I have a problem that I am stuck on. I have been asked to solve the problem by finding all real solutions. The problem is: x^6-9x^3+8=0

I thought that I should use the ax^2+bx+c=0 but the 6th power is throwing me off.

If anyone could help, I would really appreciate it!

Thanks,
Ashley

2. Hi

You are right
$x^6-9x^3+8=0$

Let $y = x^3$ then $y^2 = (x^3)^2 = x^6$

And the equation becomes $y^2-9y+8=0$

Solve for y and then find x

3. Hi! Thanks for the help!

The only question I have is- After doing the quadratic formula, is it possible to have to answers for "y"? And if I do have to answers (I have y=3 and y=-4) how do I plug that in for "x"?

Thanks again! Sorry if that is confusing!

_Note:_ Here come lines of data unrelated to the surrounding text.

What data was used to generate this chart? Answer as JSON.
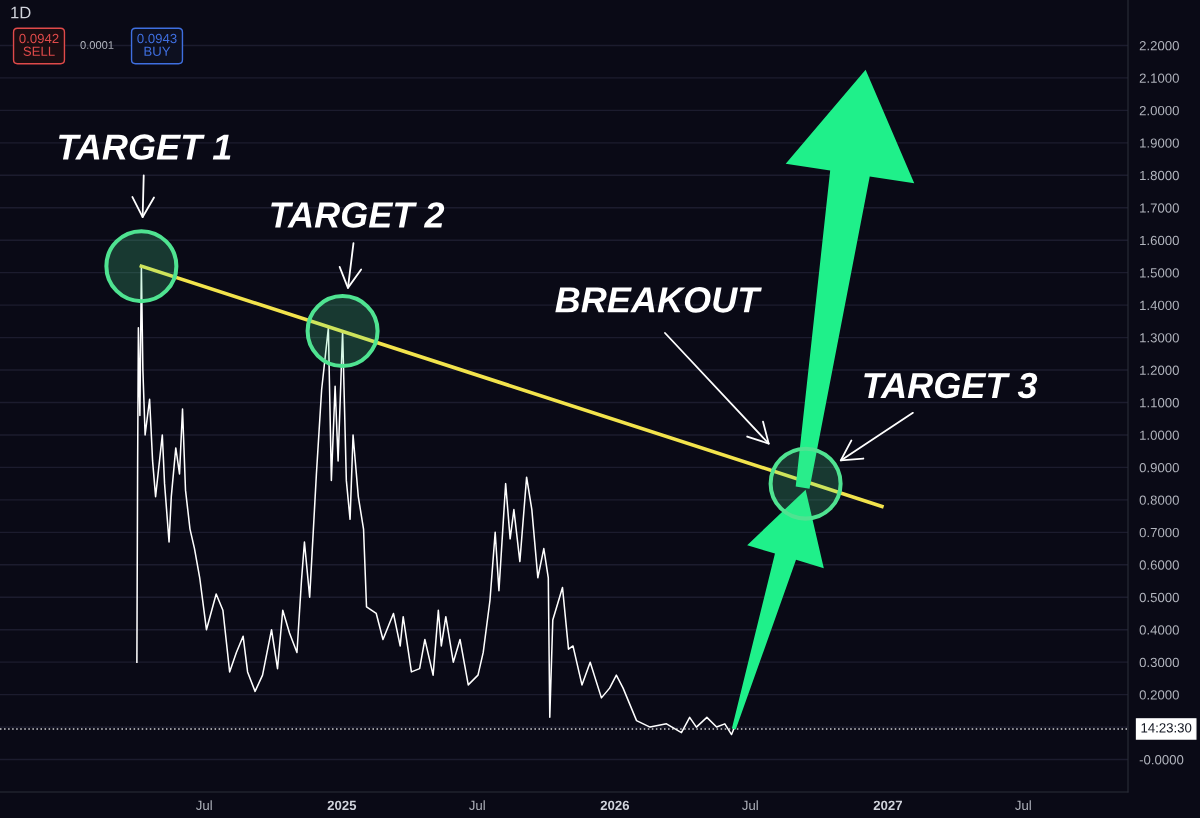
{
  "chart_data": {
    "type": "line",
    "title": "1D",
    "xlim": [
      "2023-10-02",
      "2027-11-18"
    ],
    "xticks": [
      {
        "value": "2024-07-01",
        "label": "Jul"
      },
      {
        "value": "2025-01-01",
        "label": "2025"
      },
      {
        "value": "2025-07-01",
        "label": "Jul"
      },
      {
        "value": "2026-01-01",
        "label": "2026"
      },
      {
        "value": "2026-07-01",
        "label": "Jul"
      },
      {
        "value": "2027-01-01",
        "label": "2027"
      },
      {
        "value": "2027-07-01",
        "label": "Jul"
      }
    ],
    "ylim": [
      -0.1,
      2.34
    ],
    "yticks": [
      {
        "value": 0,
        "label": "-0.0000"
      },
      {
        "value": 0.1,
        "label": null
      },
      {
        "value": 0.2,
        "label": "0.2000"
      },
      {
        "value": 0.3,
        "label": "0.3000"
      },
      {
        "value": 0.4,
        "label": "0.4000"
      },
      {
        "value": 0.5,
        "label": "0.5000"
      },
      {
        "value": 0.6,
        "label": "0.6000"
      },
      {
        "value": 0.7,
        "label": "0.7000"
      },
      {
        "value": 0.8,
        "label": "0.8000"
      },
      {
        "value": 0.9,
        "label": "0.9000"
      },
      {
        "value": 1.0,
        "label": "1.0000"
      },
      {
        "value": 1.1,
        "label": "1.1000"
      },
      {
        "value": 1.2,
        "label": "1.2000"
      },
      {
        "value": 1.3,
        "label": "1.3000"
      },
      {
        "value": 1.4,
        "label": "1.4000"
      },
      {
        "value": 1.5,
        "label": "1.5000"
      },
      {
        "value": 1.6,
        "label": "1.6000"
      },
      {
        "value": 1.7,
        "label": "1.7000"
      },
      {
        "value": 1.8,
        "label": "1.8000"
      },
      {
        "value": 1.9,
        "label": "1.9000"
      },
      {
        "value": 2.0,
        "label": "2.0000"
      },
      {
        "value": 2.1,
        "label": "2.1000"
      },
      {
        "value": 2.2,
        "label": "2.2000"
      }
    ],
    "grid": "y",
    "line_style": "solid",
    "series": [
      {
        "color": "#ffffff",
        "x": [
          "2024-04-02",
          "2024-04-03",
          "2024-04-04",
          "2024-04-06",
          "2024-04-08",
          "2024-04-10",
          "2024-04-13",
          "2024-04-19",
          "2024-04-23",
          "2024-04-27",
          "2024-05-06",
          "2024-05-09",
          "2024-05-15",
          "2024-05-18",
          "2024-05-24",
          "2024-05-29",
          "2024-06-02",
          "2024-06-06",
          "2024-06-12",
          "2024-06-18",
          "2024-06-25",
          "2024-07-04",
          "2024-07-17",
          "2024-07-26",
          "2024-08-04",
          "2024-08-13",
          "2024-08-22",
          "2024-08-28",
          "2024-09-07",
          "2024-09-17",
          "2024-09-29",
          "2024-10-07",
          "2024-10-14",
          "2024-10-23",
          "2024-11-02",
          "2024-11-08",
          "2024-11-12",
          "2024-11-19",
          "2024-11-28",
          "2024-12-05",
          "2024-12-14",
          "2024-12-18",
          "2024-12-23",
          "2024-12-27",
          "2025-01-02",
          "2025-01-07",
          "2025-01-12",
          "2025-01-16",
          "2025-01-23",
          "2025-01-30",
          "2025-02-03",
          "2025-02-16",
          "2025-02-25",
          "2025-03-11",
          "2025-03-20",
          "2025-03-24",
          "2025-04-04",
          "2025-04-15",
          "2025-04-22",
          "2025-05-03",
          "2025-05-10",
          "2025-05-14",
          "2025-05-20",
          "2025-05-30",
          "2025-06-08",
          "2025-06-19",
          "2025-07-02",
          "2025-07-09",
          "2025-07-18",
          "2025-07-25",
          "2025-07-30",
          "2025-08-08",
          "2025-08-14",
          "2025-08-19",
          "2025-08-27",
          "2025-09-05",
          "2025-09-12",
          "2025-09-20",
          "2025-09-28",
          "2025-10-04",
          "2025-10-06",
          "2025-10-10",
          "2025-10-23",
          "2025-10-31",
          "2025-11-06",
          "2025-11-18",
          "2025-11-29",
          "2025-12-14",
          "2025-12-25",
          "2026-01-03",
          "2026-01-12",
          "2026-01-30",
          "2026-02-17",
          "2026-03-11",
          "2026-03-31",
          "2026-04-11",
          "2026-04-20",
          "2026-05-04",
          "2026-05-17",
          "2026-05-28",
          "2026-06-06",
          "2026-06-09"
        ],
        "values": [
          0.3,
          0.92,
          1.33,
          1.06,
          1.52,
          1.2,
          1.0,
          1.11,
          0.92,
          0.81,
          1.0,
          0.85,
          0.67,
          0.81,
          0.96,
          0.88,
          1.08,
          0.83,
          0.71,
          0.65,
          0.56,
          0.4,
          0.51,
          0.46,
          0.27,
          0.33,
          0.38,
          0.27,
          0.21,
          0.26,
          0.4,
          0.28,
          0.46,
          0.39,
          0.33,
          0.55,
          0.67,
          0.5,
          0.88,
          1.14,
          1.33,
          0.86,
          1.15,
          0.92,
          1.32,
          0.86,
          0.74,
          1.0,
          0.81,
          0.71,
          0.47,
          0.45,
          0.37,
          0.45,
          0.35,
          0.44,
          0.27,
          0.28,
          0.37,
          0.26,
          0.46,
          0.35,
          0.44,
          0.3,
          0.37,
          0.23,
          0.26,
          0.33,
          0.49,
          0.7,
          0.52,
          0.85,
          0.68,
          0.77,
          0.61,
          0.87,
          0.77,
          0.56,
          0.65,
          0.56,
          0.13,
          0.43,
          0.53,
          0.34,
          0.35,
          0.23,
          0.3,
          0.19,
          0.22,
          0.26,
          0.22,
          0.12,
          0.1,
          0.11,
          0.083,
          0.13,
          0.1,
          0.13,
          0.1,
          0.11,
          0.077,
          0.094
        ]
      },
      {
        "type": "line",
        "color": "#f2e34c",
        "x": [
          "2024-04-08",
          "2026-12-24"
        ],
        "values": [
          1.52,
          0.78
        ]
      },
      {
        "type": "scatter",
        "color": "#4fe391",
        "marker": "circle",
        "x": [
          "2024-04-08",
          "2025-01-02",
          "2026-09-13"
        ],
        "values": [
          1.52,
          1.32,
          0.85
        ]
      }
    ],
    "ref_lines": [
      {
        "axis": "y",
        "value": 0.0942,
        "color": "#ffffff",
        "line_style": "dotted"
      }
    ],
    "annotations": [
      "0.0942\nSELL",
      "0.0001",
      "0.0943\nBUY",
      "14:23:30",
      {
        "text": "TARGET 1",
        "x": "2024-04-08",
        "y": 1.52
      },
      {
        "text": "TARGET 2",
        "x": "2025-01-02",
        "y": 1.32
      },
      "BREAKOUT",
      {
        "text": "TARGET 3",
        "x": "2026-09-13",
        "y": 0.85
      }
    ]
  }
}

4. Originally Posted by aperkin2
I have y=3 and y=-4

You must solve $y^2-9y+8=0$

5. Oh, probably not. After doing the quadratic formula I ended up with--

y= -1 + and - the square root of 49 all over 2
So I thought that would be -8/2 and 6/2
That would be -4 and 3.

I have messed up somewhere I am sure. Thanks again!

6. The solutions are given by the formula

$y = \frac{-b \pm \sqrt{\Delta}}{2a}$

Therefore $y = \frac{9 \pm \sqrt{49}}{2}$

7. Oh I see where I messed up! I was plugging in the wrong value for b. Thank you so much for your help! It has been great!